Barkhaa opens with a patient wheeled dramatically into a Mumbai hospital, accompanied by the previously mentioned law student, Jatin (Taaha Shah). He abruptly leaves the hospital to attend a book launch event for a book he didn’t write.

The opening scene isn’t important because of the person in medical distress, but because it establishes the film’s narrative structure, which is built entirely around Jatin getting interrupted by phone calls. He gets a call to attend the book launch; then his dad calls begging him to return to the hospital. Every time Jatin is about to do something to progress the plot, his phone rings.

At the launch party, Jatin realizes that the anonymously-authored book he’s shilling is a faithful recounting of his romance with a woman named Barkhaa (Sarah Loren). This prompts a lengthy flashback to their initial meeting four years earlier, when she returns his lost camera to a police station.

Jatin’s fleeting glimpse of this beautiful good Samaritan blooms into an obsession that writer-director Shadaab Mirza expects us to believe is true love. Other than her looks, what could Jatin possibly love about this woman he doesn’t know? Her conscientiousness?

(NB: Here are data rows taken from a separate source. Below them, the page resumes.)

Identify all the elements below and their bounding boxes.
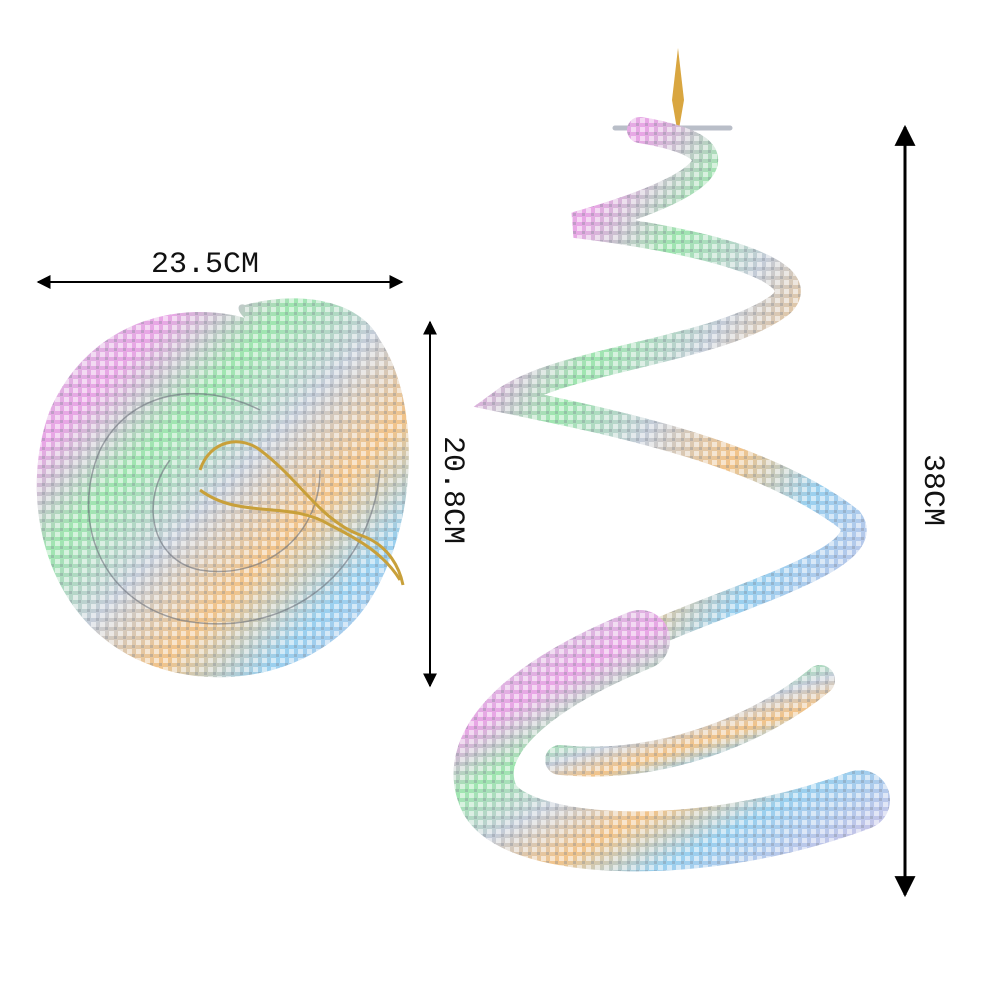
height-label: 20.8CM	[435, 436, 469, 544]
spiral-disc	[36, 298, 409, 678]
width-label: 23.5CM	[151, 248, 259, 282]
hanging-spiral	[453, 48, 890, 872]
length-label: 38CM	[915, 454, 949, 526]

He spends months ogling her at the dance bar where she works, and the walls of his bedroom are covered with photographs of her that he’s taken without her knowledge. Jatin’s drunk friend even tells her: “Barkhaa, it really doesn’t matter to him who you are.” No kidding.

Barkhaa gets to explain her backstory in the second half of the film, though it primarily amounts to her wishing for a rich husband to rescue her from the dance bar. When she discloses her past to Jatin — whom she decides to love after seeing his creepy bedroom — the question is not whether she has a place for him in her life but whether he can accept her. He’s entirely in charge of their romantic future.

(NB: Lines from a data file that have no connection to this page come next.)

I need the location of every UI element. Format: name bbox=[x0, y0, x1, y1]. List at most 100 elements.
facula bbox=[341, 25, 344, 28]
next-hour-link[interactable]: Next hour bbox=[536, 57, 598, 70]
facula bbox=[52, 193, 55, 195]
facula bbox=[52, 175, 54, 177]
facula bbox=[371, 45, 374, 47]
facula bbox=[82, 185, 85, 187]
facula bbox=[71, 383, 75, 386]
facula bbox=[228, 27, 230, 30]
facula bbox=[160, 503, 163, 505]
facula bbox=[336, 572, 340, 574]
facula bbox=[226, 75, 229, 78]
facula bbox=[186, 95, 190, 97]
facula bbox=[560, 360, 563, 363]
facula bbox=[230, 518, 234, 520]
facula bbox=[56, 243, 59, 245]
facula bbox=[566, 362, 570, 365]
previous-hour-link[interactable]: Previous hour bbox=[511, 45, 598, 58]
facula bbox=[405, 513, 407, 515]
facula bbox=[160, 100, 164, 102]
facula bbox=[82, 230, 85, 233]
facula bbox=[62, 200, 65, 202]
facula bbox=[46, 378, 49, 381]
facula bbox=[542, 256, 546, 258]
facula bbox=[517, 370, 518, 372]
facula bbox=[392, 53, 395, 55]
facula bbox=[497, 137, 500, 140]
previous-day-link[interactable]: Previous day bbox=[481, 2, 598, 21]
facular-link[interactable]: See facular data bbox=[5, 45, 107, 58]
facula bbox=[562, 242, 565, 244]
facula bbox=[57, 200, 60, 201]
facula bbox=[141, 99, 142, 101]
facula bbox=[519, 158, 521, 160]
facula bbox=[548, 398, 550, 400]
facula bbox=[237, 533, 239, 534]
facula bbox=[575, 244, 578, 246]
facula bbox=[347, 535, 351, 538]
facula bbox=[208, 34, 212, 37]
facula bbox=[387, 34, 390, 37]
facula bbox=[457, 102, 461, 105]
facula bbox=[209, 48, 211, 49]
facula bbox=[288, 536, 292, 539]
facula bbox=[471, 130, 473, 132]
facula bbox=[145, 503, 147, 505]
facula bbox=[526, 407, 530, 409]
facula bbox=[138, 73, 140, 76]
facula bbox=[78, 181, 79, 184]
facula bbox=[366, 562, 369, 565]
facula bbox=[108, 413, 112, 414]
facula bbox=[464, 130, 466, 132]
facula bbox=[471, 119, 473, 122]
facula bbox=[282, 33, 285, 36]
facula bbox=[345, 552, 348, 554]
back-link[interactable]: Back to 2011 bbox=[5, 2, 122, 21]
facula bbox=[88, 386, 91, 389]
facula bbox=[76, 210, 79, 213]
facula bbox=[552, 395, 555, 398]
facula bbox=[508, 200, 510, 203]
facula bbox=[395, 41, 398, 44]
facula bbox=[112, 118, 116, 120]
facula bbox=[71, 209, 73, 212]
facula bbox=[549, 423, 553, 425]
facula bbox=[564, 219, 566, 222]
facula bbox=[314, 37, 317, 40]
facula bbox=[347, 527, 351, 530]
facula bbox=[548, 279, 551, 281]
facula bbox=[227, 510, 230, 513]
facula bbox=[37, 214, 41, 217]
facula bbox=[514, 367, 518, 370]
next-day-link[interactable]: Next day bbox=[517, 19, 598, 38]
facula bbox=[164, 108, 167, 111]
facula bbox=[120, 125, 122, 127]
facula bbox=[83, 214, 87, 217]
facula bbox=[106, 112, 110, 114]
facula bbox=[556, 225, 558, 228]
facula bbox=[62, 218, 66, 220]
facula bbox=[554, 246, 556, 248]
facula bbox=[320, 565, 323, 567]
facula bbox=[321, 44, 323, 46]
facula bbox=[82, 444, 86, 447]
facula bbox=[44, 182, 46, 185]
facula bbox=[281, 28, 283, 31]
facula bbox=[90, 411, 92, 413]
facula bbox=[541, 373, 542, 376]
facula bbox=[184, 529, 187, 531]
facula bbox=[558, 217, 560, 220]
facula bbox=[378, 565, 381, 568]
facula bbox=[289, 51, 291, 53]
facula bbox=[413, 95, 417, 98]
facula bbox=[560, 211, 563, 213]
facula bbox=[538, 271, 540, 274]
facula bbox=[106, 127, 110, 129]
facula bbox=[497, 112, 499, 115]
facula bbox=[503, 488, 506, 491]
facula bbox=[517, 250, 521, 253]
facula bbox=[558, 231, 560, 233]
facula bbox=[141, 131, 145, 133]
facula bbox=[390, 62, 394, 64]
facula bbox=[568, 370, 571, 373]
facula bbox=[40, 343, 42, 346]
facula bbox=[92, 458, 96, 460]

Loren brings some worldliness to her underwritten character. She’s good in a scene in which Barkhaa tries to humiliate Jatin into leaving her alone, and she gives him a fierce speech about how she’s a dancer, not a whore. (The closing credits feature Loren in a tone-deaf, sexy dance number that has nothing to do with the jaded, burgeoning feminist she plays in the film.)

Barkhaa’s speech is part of a weird streak of pro-dance-bar propaganda in Barkhaa. When politicians threaten to shut down Mumbai’s dance bars — which are like strip clubs without the stripping and with worse dancing — the bar owner, Anna (Ashiesh Roy), mourns for all of the families who depend on the dancers’ incomes. He touts clubs like his as a morally superior form of entertainment, as compared to brothels.

With about twenty minutes left in the film, a twist drops into the story so artlessly that one can’t help but laugh. It’s so bad that it’s almost worth watching Barkhaa to see it. But not really.